Wikipedia:Wikidryl
This is an essay. It contains the advice or opinions of one or more Wikipedia contributors. This page is not an encyclopedia article, nor is it one of Wikipedia's policies or guidelines, as it has not been thoroughly vetted by the community. Some essays represent widespread norms; others only represent minority viewpoints. |
Wikipedia is first and foremost an online encyclopedic written by volunteers. Therefore, the most important contributors are content writers. En masse, they form an organism-like community. Just like a living organism, the Wikibody is frequently disturbed by people both external and internal. External agents, such as vandals and trolls, are like invasive bacteria or viruses. Internal factors, usually editors who believe they are doing what's best for Wikipedia but don't truly grok the nature of the Wikibody are like cancerous cells; they start out beneficial but become harmful.
To allow the content writers to thrive, Wikipedia has developed dispute resolution processes analogous to an immune system. Just as it sometimes takes time for a body to build up antibodies to a disease, sometimes dispute resolution takes time to mitigate disturbance to content writers.
Autoimmune disease and allergies occur when regulatory mechanisms fail and the immune cells attack healthy cells. Likewise, sometimes dispute resolution volunteers (responders) lose track of the big picture and attack content writers instead of supporting them, or react hyper-sensitively to wikiallergens and escalate, rather than deescalate, situations. At these times, Wikidryl, an antihistamine-like mindset should be applied.
Wikidryl activity
[edit]While antihistamines work through drug interactions, Wikidryl works through conscious activities of Wikipedia dispute resolution volunteers.
- Knowing policy, protocols, and procedures is obviously really helpful to being a good responder; but, with very few exceptions, we're never required to take action, only not to take inappropriate action. Before we take any action, we should always ask ourselves a couple questions. Does this make sense?, and This helps Wikipedia -- how? If we don't have positive answers to these questions, it's time to reflect a little more before acting.
- It's not about the responders; when a sanction is applied, whether it's a contrary word or a block or ban, the normal human reaction is to lash out at the perceived source. The angry editor isn't attacking the responder personally -- they don't know the responder, just the account name they use online -- they're unhappy with the role the responder is playing. The wikisavvy responder does not take things personally because they're not acting on their own behalf, they're acting on behalf of Wikipedia. Instead, they become other ducks.

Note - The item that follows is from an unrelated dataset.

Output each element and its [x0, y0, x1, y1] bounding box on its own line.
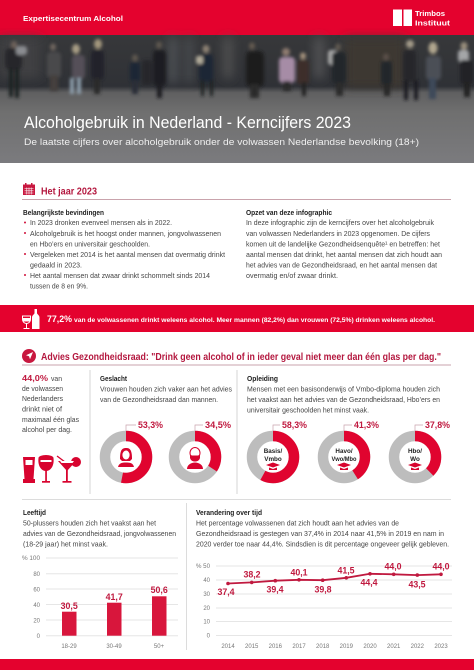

- People have an innate sense of justice and fairness and need to vent. Unfortunately, we can't do justice, but we can do tolerance. As long as sanctioned editors are not degrading articles or moving beyond ranting into personal attacks, it costs us nothing to allow an editor a little space. An editor venting on the wiki is not banned and therefore continues to be an asset; the goal of the sanction is prevent further disruption, not discourage further positive contributions.